Filmmaker Sayyed Nadeem Kazmi on the Shiite Muslim festival of Ashura, which marks the anniversary of the death of Imam Hussein, grandson of the Muslim Prophet Muhammad.
An excerpt from the BBC story:
I grew up with these Shia commemorations, which take place annually during the holy month of Muharram, which is the first year of the lunar Islamic calendar.
Every year, I would be taken to the "majlis", or gathering, where the Tragedy of Karbala would be retold through poetry, rhythmic oratory, and passion plays, a tradition going back centuries.
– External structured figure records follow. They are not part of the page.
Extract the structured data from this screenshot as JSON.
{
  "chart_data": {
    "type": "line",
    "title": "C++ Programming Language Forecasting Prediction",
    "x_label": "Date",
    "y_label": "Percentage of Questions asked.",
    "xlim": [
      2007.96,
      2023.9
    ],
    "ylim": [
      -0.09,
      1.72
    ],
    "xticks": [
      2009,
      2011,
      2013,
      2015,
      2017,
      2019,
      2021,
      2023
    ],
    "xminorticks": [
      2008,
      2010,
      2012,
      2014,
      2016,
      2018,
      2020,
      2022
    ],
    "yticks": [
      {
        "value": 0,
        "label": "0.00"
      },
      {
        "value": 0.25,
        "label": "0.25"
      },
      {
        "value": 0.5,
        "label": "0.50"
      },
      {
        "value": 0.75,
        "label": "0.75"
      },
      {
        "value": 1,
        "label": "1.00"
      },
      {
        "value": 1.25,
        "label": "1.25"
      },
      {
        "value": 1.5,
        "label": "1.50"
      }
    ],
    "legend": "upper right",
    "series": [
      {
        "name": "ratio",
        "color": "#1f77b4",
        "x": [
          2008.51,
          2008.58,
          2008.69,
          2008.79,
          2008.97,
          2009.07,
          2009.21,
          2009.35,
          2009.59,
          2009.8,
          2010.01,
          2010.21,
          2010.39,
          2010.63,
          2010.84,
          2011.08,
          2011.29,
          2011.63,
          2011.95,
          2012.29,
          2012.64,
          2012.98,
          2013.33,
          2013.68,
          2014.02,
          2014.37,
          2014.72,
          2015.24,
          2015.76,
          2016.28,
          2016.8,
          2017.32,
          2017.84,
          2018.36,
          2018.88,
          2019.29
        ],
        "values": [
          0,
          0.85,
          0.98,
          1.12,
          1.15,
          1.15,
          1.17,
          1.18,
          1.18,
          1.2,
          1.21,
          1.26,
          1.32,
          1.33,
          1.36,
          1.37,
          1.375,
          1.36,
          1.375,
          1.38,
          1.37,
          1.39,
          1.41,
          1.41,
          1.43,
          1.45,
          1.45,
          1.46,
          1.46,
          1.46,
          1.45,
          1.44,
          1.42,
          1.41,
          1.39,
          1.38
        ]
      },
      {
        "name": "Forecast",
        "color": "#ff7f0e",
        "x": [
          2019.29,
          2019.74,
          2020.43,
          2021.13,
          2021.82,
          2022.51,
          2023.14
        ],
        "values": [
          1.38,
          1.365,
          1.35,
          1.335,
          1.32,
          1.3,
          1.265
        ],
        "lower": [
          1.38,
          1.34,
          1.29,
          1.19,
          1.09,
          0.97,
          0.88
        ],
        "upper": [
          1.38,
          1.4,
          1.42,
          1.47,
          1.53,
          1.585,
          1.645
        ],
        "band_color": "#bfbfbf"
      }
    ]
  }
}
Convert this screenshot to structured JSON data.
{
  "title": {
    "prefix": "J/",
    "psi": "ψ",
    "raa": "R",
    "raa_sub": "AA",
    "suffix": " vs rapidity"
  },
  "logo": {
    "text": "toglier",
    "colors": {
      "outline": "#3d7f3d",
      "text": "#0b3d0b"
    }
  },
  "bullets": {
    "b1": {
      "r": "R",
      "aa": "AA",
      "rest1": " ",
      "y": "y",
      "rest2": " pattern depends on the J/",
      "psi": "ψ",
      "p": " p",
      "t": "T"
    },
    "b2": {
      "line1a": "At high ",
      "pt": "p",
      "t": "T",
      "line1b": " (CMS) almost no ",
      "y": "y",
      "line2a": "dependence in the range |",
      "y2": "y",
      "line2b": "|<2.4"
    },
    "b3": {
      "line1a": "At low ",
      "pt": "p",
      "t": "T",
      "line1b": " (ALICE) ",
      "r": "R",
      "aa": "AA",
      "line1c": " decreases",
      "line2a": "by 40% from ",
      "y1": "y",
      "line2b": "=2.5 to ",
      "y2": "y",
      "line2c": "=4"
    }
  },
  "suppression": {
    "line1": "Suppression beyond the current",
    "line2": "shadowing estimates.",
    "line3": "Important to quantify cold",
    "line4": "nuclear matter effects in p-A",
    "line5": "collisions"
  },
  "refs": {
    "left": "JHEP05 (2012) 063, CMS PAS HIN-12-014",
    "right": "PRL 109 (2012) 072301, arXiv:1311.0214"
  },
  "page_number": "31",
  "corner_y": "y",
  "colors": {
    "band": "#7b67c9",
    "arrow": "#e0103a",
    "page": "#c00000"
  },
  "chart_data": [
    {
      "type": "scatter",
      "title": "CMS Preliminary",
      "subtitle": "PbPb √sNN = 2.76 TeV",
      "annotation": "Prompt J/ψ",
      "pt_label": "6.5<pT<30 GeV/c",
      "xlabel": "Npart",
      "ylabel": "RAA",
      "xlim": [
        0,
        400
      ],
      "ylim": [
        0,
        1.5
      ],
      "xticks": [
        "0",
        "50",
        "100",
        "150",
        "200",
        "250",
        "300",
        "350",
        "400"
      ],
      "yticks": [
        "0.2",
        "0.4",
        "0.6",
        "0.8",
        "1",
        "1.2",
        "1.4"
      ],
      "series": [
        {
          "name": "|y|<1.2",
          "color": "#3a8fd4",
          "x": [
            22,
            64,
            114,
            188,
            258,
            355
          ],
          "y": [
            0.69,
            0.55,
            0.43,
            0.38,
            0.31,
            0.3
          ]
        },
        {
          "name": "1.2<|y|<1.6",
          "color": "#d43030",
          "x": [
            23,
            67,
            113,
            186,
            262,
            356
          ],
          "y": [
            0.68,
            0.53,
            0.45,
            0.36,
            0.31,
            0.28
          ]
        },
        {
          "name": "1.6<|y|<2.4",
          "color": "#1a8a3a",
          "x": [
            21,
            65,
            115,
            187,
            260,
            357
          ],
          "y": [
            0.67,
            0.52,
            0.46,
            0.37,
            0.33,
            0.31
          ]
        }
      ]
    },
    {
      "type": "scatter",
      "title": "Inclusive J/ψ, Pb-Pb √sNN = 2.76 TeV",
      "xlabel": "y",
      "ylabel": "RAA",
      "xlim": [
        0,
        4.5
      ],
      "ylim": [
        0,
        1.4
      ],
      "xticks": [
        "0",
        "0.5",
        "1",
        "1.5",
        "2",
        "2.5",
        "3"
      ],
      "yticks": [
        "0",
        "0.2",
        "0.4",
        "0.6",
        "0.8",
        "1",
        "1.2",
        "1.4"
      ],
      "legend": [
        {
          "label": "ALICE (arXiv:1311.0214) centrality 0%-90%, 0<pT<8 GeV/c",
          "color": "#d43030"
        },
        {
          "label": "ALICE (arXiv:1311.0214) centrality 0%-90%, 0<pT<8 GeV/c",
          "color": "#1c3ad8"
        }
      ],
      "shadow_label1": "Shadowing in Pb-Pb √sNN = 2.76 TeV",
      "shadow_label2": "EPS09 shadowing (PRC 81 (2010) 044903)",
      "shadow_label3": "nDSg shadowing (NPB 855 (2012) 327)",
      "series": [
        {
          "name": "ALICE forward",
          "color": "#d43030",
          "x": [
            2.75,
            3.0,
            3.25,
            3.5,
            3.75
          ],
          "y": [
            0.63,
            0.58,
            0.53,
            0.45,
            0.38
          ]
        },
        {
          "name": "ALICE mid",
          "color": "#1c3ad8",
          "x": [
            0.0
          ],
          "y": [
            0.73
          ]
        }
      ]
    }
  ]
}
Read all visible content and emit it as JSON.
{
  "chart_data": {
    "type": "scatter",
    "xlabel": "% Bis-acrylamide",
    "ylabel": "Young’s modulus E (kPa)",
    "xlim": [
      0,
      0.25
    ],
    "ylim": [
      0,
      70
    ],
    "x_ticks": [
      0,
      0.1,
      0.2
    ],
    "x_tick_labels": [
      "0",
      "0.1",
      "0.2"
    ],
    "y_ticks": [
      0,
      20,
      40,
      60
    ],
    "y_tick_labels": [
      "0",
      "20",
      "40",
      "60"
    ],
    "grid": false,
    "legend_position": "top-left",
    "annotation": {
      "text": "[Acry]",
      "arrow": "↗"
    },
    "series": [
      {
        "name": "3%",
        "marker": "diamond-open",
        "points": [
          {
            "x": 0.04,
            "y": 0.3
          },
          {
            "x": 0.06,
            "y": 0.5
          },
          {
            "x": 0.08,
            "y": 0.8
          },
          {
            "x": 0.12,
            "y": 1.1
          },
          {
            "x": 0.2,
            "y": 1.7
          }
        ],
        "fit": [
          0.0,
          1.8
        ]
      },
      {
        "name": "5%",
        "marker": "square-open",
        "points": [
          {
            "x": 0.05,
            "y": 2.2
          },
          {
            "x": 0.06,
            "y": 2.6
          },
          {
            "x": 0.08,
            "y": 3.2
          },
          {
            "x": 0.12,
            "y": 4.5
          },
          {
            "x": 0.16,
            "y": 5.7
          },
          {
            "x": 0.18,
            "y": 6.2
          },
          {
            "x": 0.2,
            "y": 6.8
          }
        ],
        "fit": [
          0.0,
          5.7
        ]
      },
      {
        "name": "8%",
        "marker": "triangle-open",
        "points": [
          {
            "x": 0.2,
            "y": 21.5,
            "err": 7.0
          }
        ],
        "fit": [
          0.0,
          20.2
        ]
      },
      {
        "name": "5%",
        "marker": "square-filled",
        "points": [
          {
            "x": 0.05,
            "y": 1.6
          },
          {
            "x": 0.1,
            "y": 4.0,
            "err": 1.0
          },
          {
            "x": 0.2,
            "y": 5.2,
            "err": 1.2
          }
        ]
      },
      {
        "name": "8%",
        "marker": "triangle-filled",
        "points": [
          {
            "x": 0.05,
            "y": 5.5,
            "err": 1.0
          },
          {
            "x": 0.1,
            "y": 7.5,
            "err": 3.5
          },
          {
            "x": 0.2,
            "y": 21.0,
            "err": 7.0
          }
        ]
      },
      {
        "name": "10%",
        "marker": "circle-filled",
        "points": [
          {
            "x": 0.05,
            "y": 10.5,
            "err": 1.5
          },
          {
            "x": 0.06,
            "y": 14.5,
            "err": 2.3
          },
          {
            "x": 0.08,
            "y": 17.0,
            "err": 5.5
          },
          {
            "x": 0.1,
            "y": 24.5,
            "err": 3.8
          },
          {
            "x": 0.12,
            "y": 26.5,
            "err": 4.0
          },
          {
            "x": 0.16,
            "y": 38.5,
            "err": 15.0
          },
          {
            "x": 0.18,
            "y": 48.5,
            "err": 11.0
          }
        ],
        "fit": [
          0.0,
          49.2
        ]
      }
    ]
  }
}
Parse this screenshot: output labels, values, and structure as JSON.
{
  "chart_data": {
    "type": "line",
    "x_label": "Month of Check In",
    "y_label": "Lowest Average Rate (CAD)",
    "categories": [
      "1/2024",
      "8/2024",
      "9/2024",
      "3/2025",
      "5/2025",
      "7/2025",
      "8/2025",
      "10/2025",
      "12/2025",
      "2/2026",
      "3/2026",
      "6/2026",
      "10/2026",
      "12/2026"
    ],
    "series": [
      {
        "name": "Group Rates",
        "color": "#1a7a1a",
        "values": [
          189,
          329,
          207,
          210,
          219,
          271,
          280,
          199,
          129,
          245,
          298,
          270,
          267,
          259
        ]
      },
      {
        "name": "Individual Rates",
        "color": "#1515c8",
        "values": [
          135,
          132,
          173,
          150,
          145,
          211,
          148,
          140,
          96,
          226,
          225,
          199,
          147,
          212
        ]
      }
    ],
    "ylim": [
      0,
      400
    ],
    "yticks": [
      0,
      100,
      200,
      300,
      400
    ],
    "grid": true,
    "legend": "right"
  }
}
The immaculately robed cleric would recount the events chronologically and in great detail, eliciting an emotional response from the audience, many of whom wept uncontrollably.
Journey
As he finished his sermon, the entire congregation would rise to their feet and begin beating their chests in an irresistible rhythm to the sound of nuhakhans, reciters of odes, that accompanied the self-flagellation.
On the day of Ashura, a small number of men would form a circle and, taking off their shirts, whip their backs with curved blades hung together in bunches known as "zanjirs".
Although many Muslims condemn the practice of self-flagellation, those who engage in it will tell you that the whole point is in fact about opposing violence
It was these experiences that led me to recently produce a documentary film on these commemorations as I knew them. Thus, the making of Ten Days took me to Pakistan on an ethnological journey where I wanted to find out why men would slash their own backs in remembrance of Hussein's martyrdom, or the relevance of Zuljina, the horse, or how the standards that grace the processions are made.
Ultimately, I wanted to know what devotion to Hussein meant for those that participated, every year, in these ceremonies.
Whether a participant or not, one cannot avoid voyeurism, but I wanted to respond to what I considered to be the mythologising of these ceremonies, perhaps even their politicisation in the contemporary context.
But, most of all, I wanted to capture the raw energy of Ashura in Pakistan with images that would both captivate and challenge audiences' perceptions and assumptions - whether Muslim or not.